Люди теснили его со всех сторон. Лестница привела в длинную холодную комнату, где свет был таким, что все казалось серым. Заключенные в полосатых робах молча указали на пронумерованные лавки и крючки для одежды. На стене белели таблички на разных языках: «Чистота – залог здоровья!», «Бой вшам!» и тому подобные. На столбе висела самая большая табличка со стрелкой, указывающей на железную дверь, и уточняющей надписью: «К дезинфекционной комнате».

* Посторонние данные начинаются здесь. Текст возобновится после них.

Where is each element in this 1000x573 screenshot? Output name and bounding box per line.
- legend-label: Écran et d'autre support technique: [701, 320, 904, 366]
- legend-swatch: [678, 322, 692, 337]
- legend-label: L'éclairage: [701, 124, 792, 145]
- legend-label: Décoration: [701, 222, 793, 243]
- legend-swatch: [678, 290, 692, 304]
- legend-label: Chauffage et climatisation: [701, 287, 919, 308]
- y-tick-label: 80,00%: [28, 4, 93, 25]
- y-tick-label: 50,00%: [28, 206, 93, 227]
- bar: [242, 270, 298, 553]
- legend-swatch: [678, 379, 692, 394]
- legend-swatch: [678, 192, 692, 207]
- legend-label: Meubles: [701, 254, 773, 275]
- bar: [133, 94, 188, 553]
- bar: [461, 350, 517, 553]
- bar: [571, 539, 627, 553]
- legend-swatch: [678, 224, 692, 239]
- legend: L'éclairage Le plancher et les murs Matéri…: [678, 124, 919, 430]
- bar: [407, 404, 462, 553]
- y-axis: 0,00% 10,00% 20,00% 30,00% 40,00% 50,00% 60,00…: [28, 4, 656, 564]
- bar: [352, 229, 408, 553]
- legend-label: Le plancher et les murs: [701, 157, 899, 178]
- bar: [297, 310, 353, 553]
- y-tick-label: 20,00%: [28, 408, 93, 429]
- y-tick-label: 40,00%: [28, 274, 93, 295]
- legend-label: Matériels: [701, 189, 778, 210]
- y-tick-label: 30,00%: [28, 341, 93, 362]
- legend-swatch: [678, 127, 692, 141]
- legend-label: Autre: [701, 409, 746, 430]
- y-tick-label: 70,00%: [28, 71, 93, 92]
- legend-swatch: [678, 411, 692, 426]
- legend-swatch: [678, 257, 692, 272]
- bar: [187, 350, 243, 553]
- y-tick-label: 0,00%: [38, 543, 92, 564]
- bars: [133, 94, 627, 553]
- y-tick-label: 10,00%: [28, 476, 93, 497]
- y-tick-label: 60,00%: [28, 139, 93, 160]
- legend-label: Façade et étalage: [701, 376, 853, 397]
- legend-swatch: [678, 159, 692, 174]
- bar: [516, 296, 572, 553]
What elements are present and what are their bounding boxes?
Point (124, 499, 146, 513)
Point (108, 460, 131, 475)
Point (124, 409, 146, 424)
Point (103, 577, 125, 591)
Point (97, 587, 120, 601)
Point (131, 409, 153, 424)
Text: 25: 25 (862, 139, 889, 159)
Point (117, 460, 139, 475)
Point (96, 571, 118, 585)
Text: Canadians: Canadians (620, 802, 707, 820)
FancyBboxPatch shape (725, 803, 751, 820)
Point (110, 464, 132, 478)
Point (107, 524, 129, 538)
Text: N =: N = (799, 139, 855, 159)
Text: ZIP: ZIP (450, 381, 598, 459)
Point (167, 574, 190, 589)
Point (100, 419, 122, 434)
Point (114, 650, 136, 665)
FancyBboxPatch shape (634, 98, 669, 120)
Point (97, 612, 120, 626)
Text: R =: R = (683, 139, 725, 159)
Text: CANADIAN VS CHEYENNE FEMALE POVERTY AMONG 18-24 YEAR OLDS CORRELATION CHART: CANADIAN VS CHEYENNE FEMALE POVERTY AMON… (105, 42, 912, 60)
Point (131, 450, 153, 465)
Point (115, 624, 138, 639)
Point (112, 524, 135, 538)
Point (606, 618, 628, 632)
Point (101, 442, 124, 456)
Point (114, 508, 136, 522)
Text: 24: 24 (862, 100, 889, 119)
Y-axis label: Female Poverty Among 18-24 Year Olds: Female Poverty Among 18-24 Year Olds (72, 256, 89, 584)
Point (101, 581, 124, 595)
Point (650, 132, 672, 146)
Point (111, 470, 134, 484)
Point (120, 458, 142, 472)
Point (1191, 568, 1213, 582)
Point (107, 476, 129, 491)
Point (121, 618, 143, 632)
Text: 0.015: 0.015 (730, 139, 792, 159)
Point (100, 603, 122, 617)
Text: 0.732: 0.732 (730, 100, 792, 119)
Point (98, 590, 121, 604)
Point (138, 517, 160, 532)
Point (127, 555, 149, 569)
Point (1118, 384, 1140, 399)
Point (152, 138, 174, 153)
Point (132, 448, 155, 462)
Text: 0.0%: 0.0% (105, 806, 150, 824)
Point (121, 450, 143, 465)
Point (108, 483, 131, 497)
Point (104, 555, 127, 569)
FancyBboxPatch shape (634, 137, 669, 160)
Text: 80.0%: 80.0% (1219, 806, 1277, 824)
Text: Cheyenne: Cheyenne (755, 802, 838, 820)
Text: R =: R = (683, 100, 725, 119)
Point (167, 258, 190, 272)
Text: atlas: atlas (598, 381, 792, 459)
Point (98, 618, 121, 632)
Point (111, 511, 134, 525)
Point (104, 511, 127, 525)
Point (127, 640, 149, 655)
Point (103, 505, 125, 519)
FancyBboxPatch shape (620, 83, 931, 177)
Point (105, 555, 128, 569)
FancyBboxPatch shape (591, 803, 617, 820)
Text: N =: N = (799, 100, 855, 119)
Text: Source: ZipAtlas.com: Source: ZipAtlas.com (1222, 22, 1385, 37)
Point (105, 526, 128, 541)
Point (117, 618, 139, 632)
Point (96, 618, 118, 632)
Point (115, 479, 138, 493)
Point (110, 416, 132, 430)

Йоиль заметил хромого мальчика-горбуна, читавшего таблички на итальянском, и его сердце екнуло. Он направился к нему, и тут заключенный в робе толкнул их обоих на лавку. Они оказались рядом.

– Ты итальянец? – спросил Йоиль.

– Да, а ты?

– И я. Ты откуда?

– Из Рима. Меня сначала отправили в Дранси, а теперь вот сюда. Дети в Дранси говорили, будто евреев везут в чудесную страну Пичипой. Но по-моему, это место совсем на нее не похоже. Ты знаешь, где мы? Это правда душ?

– Конечно душ. – Йоиль стянул просившие каши ботинки и пошевелил пальцами.

– А я слышал всякое об Аушвице, – прошептал горбун.

Его губы дрожали, и он постоянно их облизывал. Даже горб словно бы вырос.

– Тут ты прав, не лучшее местечко.

– Да-да, но я слышал совсем жуткие истории…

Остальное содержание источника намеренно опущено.